Highlights & Insights¶
- Prompt Optimization as Gradient Descent: COPYLENS implements a step-size scheduling metaphor purely through natural language instructions (\(R_t\)). This avoids parameter tuning while making the search process interpretable.
- Kappa-as-reward: In subjective tasks like fringe copyright judgment, using "alignment with human consensus" (Cohen's Kappa) as a feedback signal elegantly transforms subjective legal/ethical nuances into an optimizable scalar.
- The Pitfall of Redundancy: The masking mechanism reveals that explanatory text in optimizer outputs can "pollute" the evaluation. Filtering for core logic is essential to ensure gains are genuine.
Limitations & Future Work¶
- Reliance on Label Quality: Ground truth is based on a majority vote of five annotators. Copyright infringement is inherently subjective; the framework aligns with "human consensus" rather than strict legal rulings.
- Absolute Performance Limits: A Kappa of 0.62 (0.65 on test) represents "moderate-to-substantial agreement," but a \(0.09\) FPR means nearly one in ten non-infringing images are still flagged.
- Manual Thresholds: TLR decay schedules are currently empirical and may require re-tuning for different tasks or models.
Related Work & Insights¶
- vs. CopyCat: CopyCat introduced LVLM detection but used fixed prompts sensitive to phrasing. COPYLENS automates prompt evolution, raising Kappa from 0.58 to 0.62.

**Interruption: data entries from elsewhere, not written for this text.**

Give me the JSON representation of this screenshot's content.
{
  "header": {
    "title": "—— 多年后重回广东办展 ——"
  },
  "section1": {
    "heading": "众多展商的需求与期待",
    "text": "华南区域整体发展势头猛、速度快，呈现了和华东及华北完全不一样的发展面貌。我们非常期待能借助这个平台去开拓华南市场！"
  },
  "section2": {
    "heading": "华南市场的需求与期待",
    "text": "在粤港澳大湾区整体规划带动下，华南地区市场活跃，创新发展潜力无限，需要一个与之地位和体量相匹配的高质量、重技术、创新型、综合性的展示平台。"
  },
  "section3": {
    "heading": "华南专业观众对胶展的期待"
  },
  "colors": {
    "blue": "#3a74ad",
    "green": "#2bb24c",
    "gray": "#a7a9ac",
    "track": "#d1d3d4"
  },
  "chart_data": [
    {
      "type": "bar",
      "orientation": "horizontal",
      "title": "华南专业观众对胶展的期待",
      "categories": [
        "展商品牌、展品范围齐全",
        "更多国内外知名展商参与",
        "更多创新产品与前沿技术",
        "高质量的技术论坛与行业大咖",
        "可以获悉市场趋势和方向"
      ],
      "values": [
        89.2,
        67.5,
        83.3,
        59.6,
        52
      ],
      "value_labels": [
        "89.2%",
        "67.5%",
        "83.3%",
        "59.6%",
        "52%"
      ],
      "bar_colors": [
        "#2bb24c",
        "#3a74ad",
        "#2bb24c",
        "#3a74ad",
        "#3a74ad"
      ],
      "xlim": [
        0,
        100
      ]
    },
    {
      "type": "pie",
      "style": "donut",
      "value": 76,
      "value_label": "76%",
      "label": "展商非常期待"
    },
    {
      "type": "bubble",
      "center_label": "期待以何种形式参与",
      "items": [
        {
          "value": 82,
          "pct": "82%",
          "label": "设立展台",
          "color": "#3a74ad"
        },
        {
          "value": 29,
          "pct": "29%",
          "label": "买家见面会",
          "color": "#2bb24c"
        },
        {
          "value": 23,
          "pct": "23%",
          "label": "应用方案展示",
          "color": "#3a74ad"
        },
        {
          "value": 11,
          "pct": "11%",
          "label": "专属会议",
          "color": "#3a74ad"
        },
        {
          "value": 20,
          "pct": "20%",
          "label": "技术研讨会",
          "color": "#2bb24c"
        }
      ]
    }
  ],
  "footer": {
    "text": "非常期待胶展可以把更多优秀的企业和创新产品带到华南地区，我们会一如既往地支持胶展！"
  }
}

- vs. CopyJudge: CopyJudge uses multi-agent debate for "substantial similarity," which is computationally expensive. COPYLENS is more efficient, allowing for detector re-optimization in ~40 minutes.
- vs. General Optimizers: General tools lack the mechanisms to handle the sparse supervision of copyright tasks. TLR step control and exemplar memory are shown to be indispensable.
Rating¶
- Novelty: ⭐⭐⭐⭐ (Prompt optimization as gradient descent + Kappa-as-reward).
- Experimental Thoroughness: ⭐⭐⭐⭐ (7050 images, 7 baselines, cross-model/IP generalization).
- Writing Quality: ⭐⭐⭐⭐ (Clear motivation and structured IO/EO explanations).
- Value: ⭐⭐⭐⭐ (Directly addresses AIGC governance, though absolute reliability remains a bottleneck).